Why Pharmacists Are Struggling
Independent pharmacies are on the brink. In 2018, the average profit margin on generic drugs was 3.2%. By 2023, it dropped to just 1.4%. Some pharmacies are losing money on every generic script they fill. Why? Because MAC lists haven’t kept up with wholesale prices. And when a pharmacy gets paid less than it pays for the drug, it’s not sustainable.On top of that, pharmacists spend hours on prior authorizations, phone calls with PBMs, and dealing with formulary changes. The American Medical Association found that office staff spend nearly 20 hours a week just handling prior auths. For a small pharmacy, that’s one full-time employee tied up in paperwork-not helping patients.

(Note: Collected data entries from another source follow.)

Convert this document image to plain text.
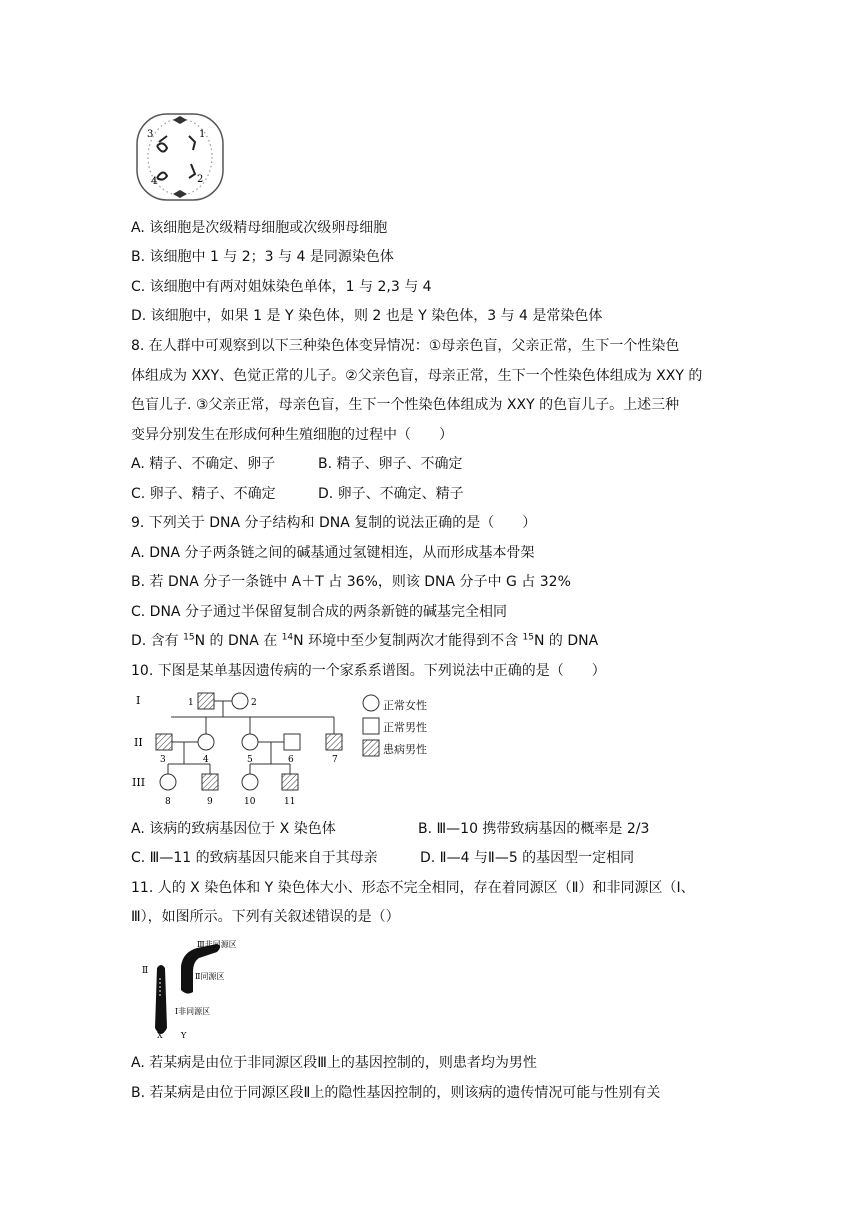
3	1
4	2
A. 该细胞是次级精母细胞或次级卵母细胞
B. 该细胞中 1 与 2；3 与 4 是同源染色体
C. 该细胞中有两对姐妹染色单体，1 与 2,3 与 4
D. 该细胞中，如果 1 是 Y 染色体，则 2 也是 Y 染色体，3 与 4 是常染色体
8. 在人群中可观察到以下三种染色体变异情况：①母亲色盲，父亲正常，生下一个性染色
体组成为 XXY、色觉正常的儿子。②父亲色盲，母亲正常，生下一个性染色体组成为 XXY 的
色盲儿子. ③父亲正常，母亲色盲，生下一个性染色体组成为 XXY 的色盲儿子。上述三种
变异分别发生在形成何种生殖细胞的过程中（　　）
A. 精子、不确定、卵子	B. 精子、卵子、不确定
C. 卵子、精子、不确定	D. 卵子、不确定、精子
9. 下列关于 DNA 分子结构和 DNA 复制的说法正确的是（　　）
A. DNA 分子两条链之间的碱基通过氢键相连，从而形成基本骨架
B. 若 DNA 分子一条链中 A＋T 占 36%，则该 DNA 分子中 G 占 32%
C. DNA 分子通过半保留复制合成的两条新链的碱基完全相同
D. 含有 $^{15}$N 的 DNA 在 $^{14}$N 环境中至少复制两次才能得到不含 $^{15}$N 的 DNA
10. 下图是某单基因遗传病的一个家系系谱图。下列说法中正确的是（　　）
I
II
III
1	2
3	4	5	6	7
8	9	10	11
正常女性
正常男性
患病男性
A. 该病的致病基因位于 X 染色体	B. Ⅲ—10 携带致病基因的概率是 2/3
C. Ⅲ—11 的致病基因只能来自于其母亲	D. Ⅱ—4 与Ⅱ—5 的基因型一定相同
11. 人的 X 染色体和 Y 染色体大小、形态不完全相同，存在着同源区（Ⅱ）和非同源区（Ⅰ、
Ⅲ），如图所示。下列有关叙述错误的是（）
Ⅱ
Ⅲ非同源区
Ⅱ同源区
Ⅰ非同源区
X Y
A. 若某病是由位于非同源区段Ⅲ上的基因控制的，则患者均为男性
B. 若某病是由位于同源区段Ⅱ上的隐性基因控制的，则该病的遗传情况可能与性别有关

What’s Next for Generic Drug Payments?
The pressure is building. The Federal Trade Commission is cracking down on "pay-for-delay" deals, where brand-name companies pay generic makers to delay launching cheaper versions. ICER forecasts generic prices will keep falling 5-7% a year through 2027. That’s good for patients-but deadly for pharmacies if reimbursement doesn’t rise too.Value-based payment models are coming. Instead of paying per pill, insurers might pay for better health outcomes. But that’s years away. In the short term, the $2 Drug List Model could be a blueprint. If it proves successful, it could expand to all Part D plans-and eventually influence commercial insurance too.
Until then, the system remains broken. Laws were written to lower drug costs. But without transparency, fair reimbursement, and real competition, those laws often end up hurting the very people they were meant to help: patients and pharmacists.